In an amendment to Section 3.5 and 3.6 – Flood Hazard Area Land Use Management Guidelines, the government asked for comments from the Capital Regional District on proposed changes to setbacks in areas with may be susceptible to tsunamis, storm surges, steep properties and dikes.
Juan de Fuca Electoral Area Director Mike Hicks is not happy with the report presented to the CRD Board.
“The report says property in the Strait of Georgia can keep the 15 metre setback, but property in a tsunami zone it’s 30 metres,” said Hicks.
Hicks said they are using a standard associated with the Alaska earthquake in 1964 in Prince William Sound.

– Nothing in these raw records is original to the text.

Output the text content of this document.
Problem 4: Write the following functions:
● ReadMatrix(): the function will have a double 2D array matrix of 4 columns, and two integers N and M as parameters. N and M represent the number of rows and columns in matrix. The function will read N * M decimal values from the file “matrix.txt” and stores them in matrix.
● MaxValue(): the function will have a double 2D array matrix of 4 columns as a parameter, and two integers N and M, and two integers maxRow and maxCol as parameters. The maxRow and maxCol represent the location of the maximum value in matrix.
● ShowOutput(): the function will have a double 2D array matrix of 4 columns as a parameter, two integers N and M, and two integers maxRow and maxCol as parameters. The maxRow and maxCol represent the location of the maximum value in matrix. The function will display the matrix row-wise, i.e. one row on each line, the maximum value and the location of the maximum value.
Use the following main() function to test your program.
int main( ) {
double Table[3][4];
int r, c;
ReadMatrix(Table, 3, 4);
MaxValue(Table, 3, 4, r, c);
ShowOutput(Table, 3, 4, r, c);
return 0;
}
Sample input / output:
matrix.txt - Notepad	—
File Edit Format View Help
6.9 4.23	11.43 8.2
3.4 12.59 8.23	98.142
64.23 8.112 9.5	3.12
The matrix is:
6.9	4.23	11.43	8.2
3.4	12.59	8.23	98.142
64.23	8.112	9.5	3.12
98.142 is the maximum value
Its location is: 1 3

Hicks said there was no reported damage in the Juan de Fica, including Port Renfrew, Pacheedaht, Jordan River or Gordon’s Beach from the 1964 tsunami.
“We’ve never had a tsunami here,” said Hicks.
He feels the 30 metre setback is completely unreasonable as is the five metre Flood Construction Level.
What this would mean is that in case of fire or damage, a home or building could not be rebuilt with the previous setbacks if these recommended changes come into effect.
“At most, I believe that the few JDF residents affected by the possible rise of global sea levels will be able to raise their foundations, design tsunami resistant break away foundations or create dikes in Port Renfrew. Currently we use professional geotects and engineers in the JDF to advise, case by case, property by property the best way to counter the power of the ocean. I think we should continue this practice rather than adopting the general regulations suggested by the provincial government which will cause it’s own economic and social tsunami,” said Hicks.
At this point the government is only asking for comments from various governing bodies.